Sovereignty through softwar — the slow accumulation of small acts of right ordering, in code, in community, in commerce, in worship — is precisely the Pentecost-shaped answer. It is plural. It is local. It is non-coercive. It grows like leaven and like a mustard seed, not like an empire.
The Heavenly Jerusalem Comes Down
Notice the direction. The New Jerusalem in Revelation 21 comes down. It is not built up by human towers. It is not constructed by encyclicals or by AI labs or by global governance regimes. It descends because God has formed, over long centuries of patience, a faithful people who bear witness, practice justice, suffer well, and embody mercy until heaven and earth finally meet.
This is the actual telos of the gospel. It is not a ticket out of the world. It is God’s gracious method of teaching humanity how to become human again — to do justice, to love mercy, to walk humbly, and to live peaceably under Messiah’s reign, which begins inside each person who consents to it and ripples outward into the world. The full messianic age is not legislated into existence. It is grown.
We are, by every honest reading of the signs, in the final battles of Gog and Magog — not because a particular war is about to break out, but because the long contest between the beast’s coercion and the Lamb’s testimony is reaching its sharpest point. The technologies of the age are simply the latest theatre. AI is neither salvation nor damnation. It is a mirror and a multiplier.
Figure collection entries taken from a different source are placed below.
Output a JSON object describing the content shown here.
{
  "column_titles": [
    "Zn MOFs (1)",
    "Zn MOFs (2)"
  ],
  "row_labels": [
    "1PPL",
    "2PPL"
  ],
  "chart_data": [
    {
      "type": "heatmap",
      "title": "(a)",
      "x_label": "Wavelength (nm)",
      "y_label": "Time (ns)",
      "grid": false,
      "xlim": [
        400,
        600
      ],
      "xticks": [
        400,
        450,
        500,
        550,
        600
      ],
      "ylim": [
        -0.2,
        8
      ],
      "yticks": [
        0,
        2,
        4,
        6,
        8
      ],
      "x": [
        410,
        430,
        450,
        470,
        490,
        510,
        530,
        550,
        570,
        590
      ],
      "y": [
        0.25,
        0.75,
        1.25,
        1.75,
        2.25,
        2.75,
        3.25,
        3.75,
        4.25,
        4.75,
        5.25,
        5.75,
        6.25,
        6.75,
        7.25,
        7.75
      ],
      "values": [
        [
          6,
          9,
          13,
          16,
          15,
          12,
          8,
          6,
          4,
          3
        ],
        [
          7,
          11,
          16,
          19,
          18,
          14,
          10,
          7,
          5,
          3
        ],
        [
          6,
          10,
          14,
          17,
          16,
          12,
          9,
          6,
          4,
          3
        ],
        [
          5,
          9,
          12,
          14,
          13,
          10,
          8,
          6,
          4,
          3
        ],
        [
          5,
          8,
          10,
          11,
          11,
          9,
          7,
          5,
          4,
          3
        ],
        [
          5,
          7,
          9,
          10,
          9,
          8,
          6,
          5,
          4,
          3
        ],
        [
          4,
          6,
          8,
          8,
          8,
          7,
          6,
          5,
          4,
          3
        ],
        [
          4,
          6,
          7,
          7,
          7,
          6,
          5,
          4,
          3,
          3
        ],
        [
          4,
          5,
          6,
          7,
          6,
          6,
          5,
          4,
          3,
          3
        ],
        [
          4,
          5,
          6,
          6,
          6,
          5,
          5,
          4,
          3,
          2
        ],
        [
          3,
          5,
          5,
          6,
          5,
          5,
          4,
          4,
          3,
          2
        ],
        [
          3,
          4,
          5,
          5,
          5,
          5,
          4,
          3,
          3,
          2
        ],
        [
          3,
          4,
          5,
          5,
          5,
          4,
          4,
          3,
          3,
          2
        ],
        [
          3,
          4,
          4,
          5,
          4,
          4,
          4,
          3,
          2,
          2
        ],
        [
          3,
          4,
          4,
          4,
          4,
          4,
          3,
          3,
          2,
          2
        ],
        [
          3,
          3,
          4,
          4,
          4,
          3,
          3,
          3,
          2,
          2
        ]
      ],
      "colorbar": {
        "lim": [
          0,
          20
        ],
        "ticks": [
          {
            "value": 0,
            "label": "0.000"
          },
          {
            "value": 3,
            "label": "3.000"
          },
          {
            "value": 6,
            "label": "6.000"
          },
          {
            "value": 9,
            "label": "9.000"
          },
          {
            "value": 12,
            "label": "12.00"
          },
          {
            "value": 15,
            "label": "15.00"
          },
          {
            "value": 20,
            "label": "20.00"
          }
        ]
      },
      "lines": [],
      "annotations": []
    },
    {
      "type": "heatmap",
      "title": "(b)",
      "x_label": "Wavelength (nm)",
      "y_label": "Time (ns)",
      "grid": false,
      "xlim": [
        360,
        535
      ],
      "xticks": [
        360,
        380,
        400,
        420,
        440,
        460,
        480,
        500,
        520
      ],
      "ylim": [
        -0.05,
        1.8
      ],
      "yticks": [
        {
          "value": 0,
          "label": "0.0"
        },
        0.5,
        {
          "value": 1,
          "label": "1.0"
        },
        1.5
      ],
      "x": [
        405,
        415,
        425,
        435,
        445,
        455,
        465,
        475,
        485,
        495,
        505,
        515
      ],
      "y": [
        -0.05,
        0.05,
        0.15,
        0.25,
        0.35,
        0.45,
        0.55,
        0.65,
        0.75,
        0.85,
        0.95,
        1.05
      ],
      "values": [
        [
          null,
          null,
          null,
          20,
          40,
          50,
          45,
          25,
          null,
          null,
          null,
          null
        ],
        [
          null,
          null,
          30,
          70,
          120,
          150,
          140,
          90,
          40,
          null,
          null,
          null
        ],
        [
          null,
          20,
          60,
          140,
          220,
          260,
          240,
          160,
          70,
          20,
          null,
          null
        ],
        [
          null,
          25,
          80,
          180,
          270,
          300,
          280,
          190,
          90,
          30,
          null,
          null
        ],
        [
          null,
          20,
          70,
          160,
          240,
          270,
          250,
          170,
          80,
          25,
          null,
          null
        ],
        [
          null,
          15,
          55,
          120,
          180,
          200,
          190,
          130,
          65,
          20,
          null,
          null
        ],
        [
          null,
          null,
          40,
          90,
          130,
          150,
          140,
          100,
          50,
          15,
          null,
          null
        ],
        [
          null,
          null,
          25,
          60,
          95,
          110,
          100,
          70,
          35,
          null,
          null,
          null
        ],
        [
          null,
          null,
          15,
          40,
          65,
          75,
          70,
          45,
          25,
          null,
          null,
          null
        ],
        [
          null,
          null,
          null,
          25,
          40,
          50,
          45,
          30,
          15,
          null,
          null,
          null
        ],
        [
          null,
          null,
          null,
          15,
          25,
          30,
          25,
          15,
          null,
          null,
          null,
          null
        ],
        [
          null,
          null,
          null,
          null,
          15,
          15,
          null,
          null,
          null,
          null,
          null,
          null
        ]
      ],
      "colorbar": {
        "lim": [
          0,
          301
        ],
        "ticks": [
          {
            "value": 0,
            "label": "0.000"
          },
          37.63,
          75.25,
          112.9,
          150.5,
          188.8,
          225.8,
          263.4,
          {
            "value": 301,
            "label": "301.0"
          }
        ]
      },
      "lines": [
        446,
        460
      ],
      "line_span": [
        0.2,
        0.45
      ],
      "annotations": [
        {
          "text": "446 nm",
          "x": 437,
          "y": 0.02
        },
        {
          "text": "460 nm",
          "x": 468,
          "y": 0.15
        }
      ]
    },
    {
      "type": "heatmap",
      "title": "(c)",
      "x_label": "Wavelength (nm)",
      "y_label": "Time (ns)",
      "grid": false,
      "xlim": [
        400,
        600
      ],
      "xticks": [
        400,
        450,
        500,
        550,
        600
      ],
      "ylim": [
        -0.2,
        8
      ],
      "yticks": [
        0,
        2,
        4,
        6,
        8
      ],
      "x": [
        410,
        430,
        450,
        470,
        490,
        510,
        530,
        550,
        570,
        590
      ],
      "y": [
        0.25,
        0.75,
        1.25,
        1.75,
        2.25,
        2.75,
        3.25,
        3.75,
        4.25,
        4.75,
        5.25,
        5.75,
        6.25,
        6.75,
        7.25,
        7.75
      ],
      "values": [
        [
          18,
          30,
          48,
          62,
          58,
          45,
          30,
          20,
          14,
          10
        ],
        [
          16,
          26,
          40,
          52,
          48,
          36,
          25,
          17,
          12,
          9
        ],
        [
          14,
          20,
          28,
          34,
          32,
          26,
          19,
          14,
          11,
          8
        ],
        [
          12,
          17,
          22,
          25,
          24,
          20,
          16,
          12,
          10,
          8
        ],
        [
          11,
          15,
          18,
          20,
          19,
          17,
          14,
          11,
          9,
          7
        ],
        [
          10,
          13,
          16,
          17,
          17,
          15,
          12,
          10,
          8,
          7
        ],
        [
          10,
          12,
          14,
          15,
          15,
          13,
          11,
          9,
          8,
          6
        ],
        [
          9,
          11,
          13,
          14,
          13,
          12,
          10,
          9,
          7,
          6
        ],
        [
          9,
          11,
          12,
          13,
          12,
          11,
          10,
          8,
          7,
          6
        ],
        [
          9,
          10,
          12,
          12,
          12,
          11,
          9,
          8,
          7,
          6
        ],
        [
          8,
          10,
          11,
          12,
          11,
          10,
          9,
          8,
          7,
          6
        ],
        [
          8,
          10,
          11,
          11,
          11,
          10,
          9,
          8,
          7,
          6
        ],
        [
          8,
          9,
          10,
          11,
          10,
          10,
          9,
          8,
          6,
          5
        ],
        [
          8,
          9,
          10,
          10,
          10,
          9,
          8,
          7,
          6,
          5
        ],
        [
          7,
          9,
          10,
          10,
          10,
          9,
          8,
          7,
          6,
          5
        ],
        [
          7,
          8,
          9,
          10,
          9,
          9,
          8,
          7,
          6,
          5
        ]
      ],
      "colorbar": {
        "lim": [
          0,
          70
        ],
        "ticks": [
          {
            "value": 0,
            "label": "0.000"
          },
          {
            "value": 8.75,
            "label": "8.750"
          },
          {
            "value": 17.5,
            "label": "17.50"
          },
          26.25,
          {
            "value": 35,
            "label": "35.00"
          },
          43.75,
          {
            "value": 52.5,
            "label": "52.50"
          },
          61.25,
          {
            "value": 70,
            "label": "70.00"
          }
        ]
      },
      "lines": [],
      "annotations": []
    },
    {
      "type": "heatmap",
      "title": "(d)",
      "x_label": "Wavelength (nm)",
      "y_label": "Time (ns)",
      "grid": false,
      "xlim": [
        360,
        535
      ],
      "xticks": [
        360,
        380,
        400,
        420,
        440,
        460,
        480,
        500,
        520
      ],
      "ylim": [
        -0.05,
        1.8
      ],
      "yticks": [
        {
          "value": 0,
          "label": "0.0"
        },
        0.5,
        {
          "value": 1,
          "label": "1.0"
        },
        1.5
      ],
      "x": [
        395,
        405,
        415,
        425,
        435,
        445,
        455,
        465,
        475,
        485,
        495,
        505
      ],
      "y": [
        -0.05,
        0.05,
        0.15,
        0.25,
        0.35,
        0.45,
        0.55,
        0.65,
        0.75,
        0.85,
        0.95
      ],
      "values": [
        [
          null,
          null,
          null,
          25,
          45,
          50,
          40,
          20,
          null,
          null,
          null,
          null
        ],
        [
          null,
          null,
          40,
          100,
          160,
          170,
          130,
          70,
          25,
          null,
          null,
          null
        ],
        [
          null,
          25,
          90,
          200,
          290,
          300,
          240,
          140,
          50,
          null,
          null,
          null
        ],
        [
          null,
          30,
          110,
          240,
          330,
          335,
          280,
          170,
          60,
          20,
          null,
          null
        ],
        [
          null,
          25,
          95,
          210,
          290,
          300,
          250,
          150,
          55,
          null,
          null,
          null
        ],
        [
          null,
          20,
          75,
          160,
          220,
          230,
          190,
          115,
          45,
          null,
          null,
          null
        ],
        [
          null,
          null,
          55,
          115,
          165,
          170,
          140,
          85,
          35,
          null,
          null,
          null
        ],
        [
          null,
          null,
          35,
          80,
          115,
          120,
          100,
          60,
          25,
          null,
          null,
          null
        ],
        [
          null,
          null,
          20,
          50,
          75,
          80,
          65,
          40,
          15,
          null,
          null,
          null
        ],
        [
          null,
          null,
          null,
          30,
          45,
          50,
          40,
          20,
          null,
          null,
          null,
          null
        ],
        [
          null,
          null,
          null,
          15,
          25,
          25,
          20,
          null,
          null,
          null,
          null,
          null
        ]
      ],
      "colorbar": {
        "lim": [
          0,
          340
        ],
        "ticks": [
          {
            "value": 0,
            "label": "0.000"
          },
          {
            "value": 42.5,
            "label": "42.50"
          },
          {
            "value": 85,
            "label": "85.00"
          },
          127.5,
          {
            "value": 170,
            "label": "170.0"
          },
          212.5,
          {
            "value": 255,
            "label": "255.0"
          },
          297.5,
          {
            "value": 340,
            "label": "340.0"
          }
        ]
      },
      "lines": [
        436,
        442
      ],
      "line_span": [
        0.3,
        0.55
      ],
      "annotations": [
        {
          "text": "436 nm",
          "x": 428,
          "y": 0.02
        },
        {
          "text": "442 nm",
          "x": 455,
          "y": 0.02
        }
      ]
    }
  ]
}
It will magnify whatever character the people building and using it actually have.
The Pastoral Conclusion
No earthly god-king is coming to save you. Not the Pope, however well-intentioned his encyclical. Not the president, however much his supporters baptize him. Not the AI lab, however carefully aligned. Not the United Nations, not the Vatican, not Davos, not any global synod of the great and the good.
What is coming — what is already here, growing quietly — is a people. Plural in tongue. Distributed in geography. Grafted into the cultivated olive tree. Walking the Acts 15 path. Refusing to bow. Building, with whatever tools the age provides, the kind of life that makes the descent of the heavenly city legible to the world.
The evangelical project is wrecked in our time because so many of its people still love god-kings. Rome is reaching, as it always has, for the moral high ground over a technology it does not yet understand. The beast purrs in both directions.
The Lamb is still in the middle of the throne. The testimony is still the weapon. The witnesses are still the strategy. The kingdom still comes down, not up.
Keep your tongue. Tell the truth. Build well. Suffer when you must. Do not bow.